Fact or Fiction: Debunking Gulf Menhaden Industry’s Deceptive Claims

The menhaden reduction industry has frequently and publicly tried to justify its Gulf harvest levels, destructive practices, and fishery management decisions in its favor; here TRCP breaks down its misleading claims

Last week, we posted a similar blog focused on misinformation coming from the menhaden industry on the Atlantic.  In this blog, we’ll focus on misinformation peddled by the industry in the Gulf.  

The menhaden reduction industry has benefitted from recent decisions affecting fisheries management on the Atlantic and Gulf coasts – with science-based cuts to catch quota being ignored and buffers that protect nearshore habitat and reduce bycatch slated for reduction. These decisions were guided by politics much more than science or public support. And that’s a problem, because menhaden are critically important bait fish that are preyed on by gamefish like redfish and tarpon, and sportfish like speckled trout, jacks, mackerel, and striped bass and serve as a necessary foundation for healthy ecosystems. 

Despite these discouraging outcomes, the menhaden industry is seeking public sympathy in interviews with the media and in public hearings, complaining about financial woes and potential industry job cuts while boasting that they are committed to sustainable fisheries and healthy ecosystems. But is any of that actually true? 

Recreational anglers and conservationists need to stay informed of the facts in the ongoing debate around menhaden management in the Atlantic and Gulf. Understanding complex fisheries management concepts is also important even when just assessing menhaden reduction industry-generated talking points in the “news” (which often isn’t news at all, as 2025 has seen a landslide of paid placements or “sponsored content,” and claims unvetted by journalists that appear on well-known news websites with only small disclaimers attached). 

These misrepresentations matter because they’re already influencing management choices. One of the most consequential – and concerning – developments is happening right now in Louisiana. 

Photo: David Mangum

Louisiana Moves to Allow Near-Shore Industrial Fishing

Two weeks ago, under industry pressure, the Louisiana Wildlife and Fisheries Commission (LWFC) voted to proceed with a Notice of Intent to reduce an existing half-mile buffer zone preventing industrial menhaden fishing near Louisiana’s coast to just a quarter-mile in most locations. This decision disregarded data that show the half-mile buffer is preventing fish kills that waste hundreds of thousands of menhaden (more commonly called “pogies” in the Gulf) as well as thousands of redfish and other pogy predators annually. It also largely ignored a recent study that showed industry bycatch of redfish and other important gamefish species is more likely in shallower, near-shore waters. 
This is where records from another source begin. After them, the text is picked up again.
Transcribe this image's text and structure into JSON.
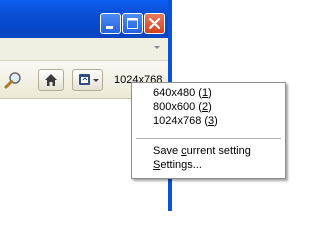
{
  "titlebar": {
    "minimize_icon": "minimize-icon",
    "maximize_icon": "maximize-icon",
    "close_icon": "close-icon"
  },
  "toolbar": {
    "search_icon": "search-icon",
    "home_icon": "home-icon",
    "extension_icon": "window-resizer-icon",
    "current_size": "1024x768"
  },
  "menu": {
    "items": [
      {
        "pre": "640x480 (",
        "key": "1",
        "post": ")"
      },
      {
        "pre": "800x600 (",
        "key": "2",
        "post": ")"
      },
      {
        "pre": "1024x768 (",
        "key": "3",
        "post": ")"
      }
    ],
    "save": {
      "pre": "Save ",
      "key": "c",
      "post": "urrent setting"
    },
    "settings": {
      "pre": "",
      "key": "S",
      "post": "ettings..."
    }
  },
  "colors": {
    "title_blue": "#0a4fd6",
    "close_red": "#d3401f",
    "toolbar_bg": "#ece9d8"
  }
}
Below are menhaden reduction industry claims we’ve seen in the media and/or in public meetings recently that require clarification. 

Industry Propaganda in the Gulf

Industry Claim (from LWFC meeting on Nov. 6): “The current buffer zone is cutting profits and workers’ jobs are at risk. Our fleet can’t catch enough fish elsewhere besides the area within a half-mile from shore to make enough money to maintain our financial performance.

This claim is blatantly false, according to NOAA Fisheries data. 

  • The menhaden industry has not provided concrete economic evidence for why the half-mile buffers should be reduced. They caught essentially the same number of fish in 2024 and 2025 while the buffers were in place as they did in 2020 and 2021 without the buffers. Further, since 2024, the value of their menhaden landings has actually increased by $60 million. And, in 2025 before even counting October’s harvest, the industry has already exceeded its 2024 catch by 93 million pounds.  
  • The industry is not only clearly catching plenty of fish, since they weren’t complaining about having to cut jobs in 2020 and 2021, they are also increasing their total revenue as the value of each fish caught is higher than ever.  
  • The industry is allowed to fish anywhere else besides inside the small buffer zone within a half-mile from shore (and a wider buffer of 1-3-miles in a few small areas off public beaches). Not only do they have full access to every other expanse of water in the Gulf and most areas inside Breton and Chandeleur Sounds besides this tiny, fragile nearshore area, but they have no limit to how many fish they can catch each year. Logic would dictate that they should be able to catch plenty of fish elsewhere, and that implying that the strip of area between ¼ and ½ mile from shore will make or break their financial performance is a sign of greed rather than need. 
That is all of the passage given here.